Ixelles : un appel à l’aide pour les roms

Le bourgmestre Willy Decourty (PS) dénonce : « Le fédéral et l’Europe restent muets »

Pour les familles roms, des conditions de vie intolérables. © Thomas Blairon

Lassé par le mutisme des autorités fédérales et européennes, le bourgmestre Willy Decourty (PS) dénonce le silence et l’inaction face au désarroi de la communauté Rom dont les familles, parfois avec enfants, survivent vaille que vaille entre expulsions et relogements et ce, dans des immeubles précaires voire insalubres. Une fois encore, c’est probablement seule qu’Ixelles devra monter au créneau pour venir en aide aux occupants d’un squat située rue de la Concorde sur lesquels plane la menace d’une expulsion.

Quelle est la situation rue de la Concorde ?

Le bâtiment abrite une trentaine de Roms, parmi lesquels des femmes et des enfants. Le lieu appartient à la Régie des bâtiments (fédéral) qui a demandé et obtenu auprès de la justice, fin juillet, une décision d’expulsion. Nous n’avons aucune idée de quand cette décision sera appliquée mais cela ne saurait tarder.

Avez-vous pris contact avec les autorités fédérales ?

Oui, avec le cabinet de Maggie De Block, (secrétaire d’Etat à l’Asile et la Migration, Open VLD). Il nous a été répondu que nous pouvions envoyer une liste de noms à Fedasil mais que vu l’origine européenne des Roms, ils sont pour la plupart Slovaques, l’agence n’a aucune obligation de les accueillir.

Et du côté de l’Europe ?

Nous avons écrit au président du Parlement européen il y a de cela près d’un an, nous n’avons jamais eu de réponse. L’Europe dit plancher sur des plans d’action concernant la problématique des Roms mais on ne voit rien venir.

Les structures d’accueil pour sans-abri affichant complet, ne reste donc que le pouvoir local.

C’est exact et cela ne peut plus durer. Alors que nous ne sommes théoriquement pas compétents en cette matière, nous sommes malgré tout en première ligne. Dois-je laisser des gens dans la rue ? C’est impensable. Et nous voilà pris entre deux feux. Si nous ne bougeons pas, nous serons soumis à la pression bien légitime des associations et si on s’en occupe, on prend aussi tous les ennuis.

C’est pourtant bien cette dernière piste que vous suivrez.
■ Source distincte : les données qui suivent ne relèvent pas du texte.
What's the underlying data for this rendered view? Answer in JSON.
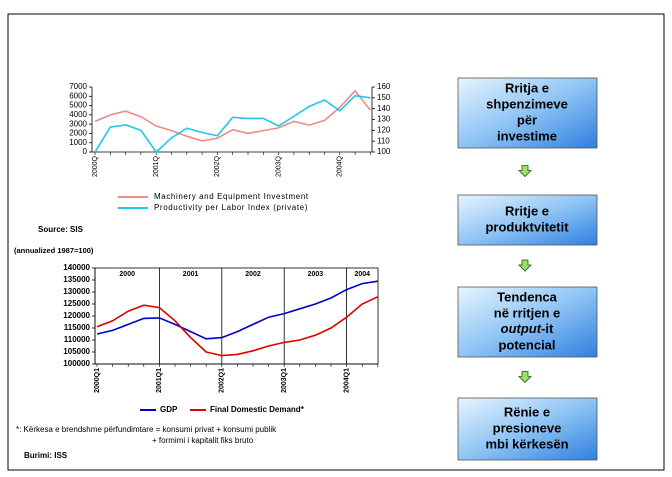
{
  "chart_data": [
    {
      "type": "line",
      "categories": [
        "2000Q",
        null,
        null,
        null,
        "2001Q",
        null,
        null,
        null,
        "2002Q",
        null,
        null,
        null,
        "2003Q",
        null,
        null,
        null,
        "2004Q",
        null,
        null
      ],
      "series": [
        {
          "name": "Machinery and Equipment Investment",
          "color": "#f08a8a",
          "values": [
            3300,
            4000,
            4400,
            3800,
            2800,
            2300,
            1700,
            1200,
            1500,
            2400,
            2000,
            2300,
            2600,
            3300,
            2900,
            3400,
            4800,
            6600,
            4500
          ]
        },
        {
          "name": "Productivity per Labor Index (private)",
          "color": "#1ec8e8",
          "axis": "y2",
          "values": [
            100,
            123,
            125,
            120,
            100,
            113,
            122,
            118,
            115,
            132,
            131,
            131,
            124,
            133,
            142,
            148,
            138,
            152,
            150
          ]
        }
      ],
      "ylim": [
        0,
        7000
      ],
      "yticks": [
        0,
        1000,
        2000,
        3000,
        4000,
        5000,
        6000,
        7000
      ],
      "y2lim": [
        100,
        160
      ],
      "y2ticks": [
        100,
        110,
        120,
        130,
        140,
        150,
        160
      ],
      "source": "Source: SIS"
    },
    {
      "type": "line",
      "subtitle": "(annualized 1987=100)",
      "periods": [
        "2000",
        "2001",
        "2002",
        "2003",
        "2004"
      ],
      "categories": [
        "2000Q1",
        null,
        null,
        null,
        "2001Q1",
        null,
        null,
        null,
        "2002Q1",
        null,
        null,
        null,
        "2003Q1",
        null,
        null,
        null,
        "2004Q1",
        null,
        null
      ],
      "series": [
        {
          "name": "GDP",
          "color": "#0000cc",
          "values": [
            112500,
            114000,
            116500,
            119000,
            119200,
            116500,
            113500,
            110500,
            111000,
            113500,
            116500,
            119500,
            121000,
            123000,
            125000,
            127500,
            131000,
            133500,
            134500
          ]
        },
        {
          "name": "Final Domestic Demand*",
          "color": "#e00000",
          "values": [
            115500,
            118000,
            122000,
            124500,
            123500,
            118000,
            111000,
            105000,
            103500,
            104000,
            105500,
            107500,
            109000,
            110000,
            112000,
            115000,
            119500,
            125000,
            128000
          ]
        }
      ],
      "ylim": [
        100000,
        140000
      ],
      "yticks": [
        100000,
        105000,
        110000,
        115000,
        120000,
        125000,
        130000,
        135000,
        140000
      ],
      "footnote": [
        "*: Kërkesa e brendshme përfundimtare = konsumi privat + konsumi publik",
        "+ formimi i kapitalit fiks bruto"
      ],
      "source": "Burimi: ISS"
    }
  ],
  "flow": [
    {
      "lines": [
        "Rritja e",
        "shpenzimeve",
        "për",
        "investime"
      ]
    },
    {
      "lines": [
        "Rritje e",
        "produktvitetit"
      ]
    },
    {
      "lines": [
        "Tendenca",
        "në rritjen e",
        [
          "output",
          "-it"
        ],
        "potencial"
      ]
    },
    {
      "lines": [
        "Rënie e",
        "presioneve",
        "mbi kërkesën"
      ]
    }
  ]
}
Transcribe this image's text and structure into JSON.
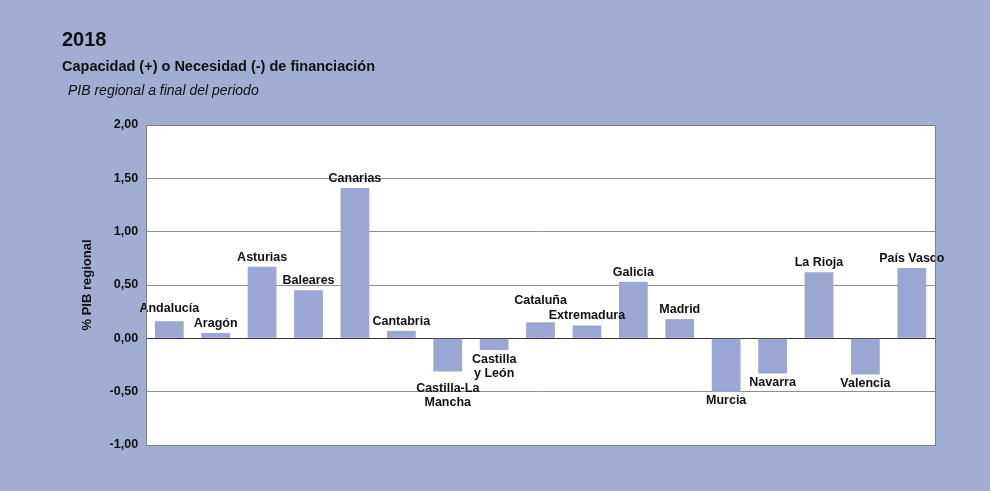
{
  "chart_data": {
    "type": "bar",
    "title": "2018",
    "subtitle": "Capacidad (+) o Necesidad (-) de financiación",
    "annotation": "PIB regional a final del periodo",
    "ylabel": "% PIB regional",
    "categories": [
      "Andalucía",
      "Aragón",
      "Asturias",
      "Baleares",
      "Canarias",
      "Cantabria",
      "Castilla-La Mancha",
      "Castilla y León",
      "Cataluña",
      "Extremadura",
      "Galicia",
      "Madrid",
      "Murcia",
      "Navarra",
      "La Rioja",
      "Valencia",
      "País Vasco"
    ],
    "values": [
      0.16,
      0.05,
      0.67,
      0.45,
      1.41,
      0.07,
      -0.31,
      -0.11,
      0.15,
      0.12,
      0.53,
      0.18,
      -0.5,
      -0.33,
      0.62,
      -0.34,
      0.66
    ],
    "color": "#9ba6d2",
    "ylim": [
      -1,
      2
    ],
    "yticks": [
      {
        "value": -1,
        "label": "-1,00"
      },
      {
        "value": -0.5,
        "label": "-0,50"
      },
      {
        "value": 0,
        "label": "0,00"
      },
      {
        "value": 0.5,
        "label": "0,50"
      },
      {
        "value": 1,
        "label": "1,00"
      },
      {
        "value": 1.5,
        "label": "1,50"
      },
      {
        "value": 2,
        "label": "2,00"
      }
    ],
    "grid": true,
    "tick_labels": "y"
  }
}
Oui et, à la veille de l’hiver, on va se retrouver avec des gens à loger et à nourrir pendant des mois. Que va-t-il se passer ? Une fois qu’ils seront expulsés, ils retrouveront un autre bâtiment vide et sans doute insalubre. Et c’est reparti pour le cycle infernal. Il faudra faire venir les pompiers qui constateront la dangerosité des lieux. Des travaux seront nécessaires, ils seront à notre charge, sans compter le personnel qu’il faudra mobiliser, comme nous le faisons chaque fois pour permettre aux enfants d’être scolarisés et aux parents d’essayer de trouver un boulot. Tout cela en plus de l’essentiel, à savoir l’aspect humain. Et du désarroi de ces gens dont personne ne s’occupe et qu’on ne peut renvoyer dans leur pays d’origine où ils sont maltraités.

Que faire alors ?

Une commune ne peut accueillir toute la misère du monde. Je lance donc un cri d’alarme. Il faut que l’on se rende compte de l’ampleur de cette problématique et que tous les acteurs susceptibles d’intervenir se mettent autour de la table pour trouver une solution durable. Moi, je n’en ai pas. Jeudi encore, après un incendie dans un immeuble occupé par des sans-papiers, nous avons déjà eu énormément de mal à reloger, provisoirement, une dizaine de personnes. Il faut provoquer un déclic pour faire en sorte que tout le monde arrête de se renvoyer la balle.

118.000 euros

La commune a sorti la calculette pour estimer le coût lié aux interventions autour des divers lieux occupés, que ce soit par des roms ou des sans-papiers. Verdict ? 36.000 euros pour les interventions communales menées entre novembre 2011 et avril 2012. « Auxquels vous rajoutez 82.000 euros si vous prenez en compte le nombre d’heures prestées par notre personnel », dit le mayeur ixellois.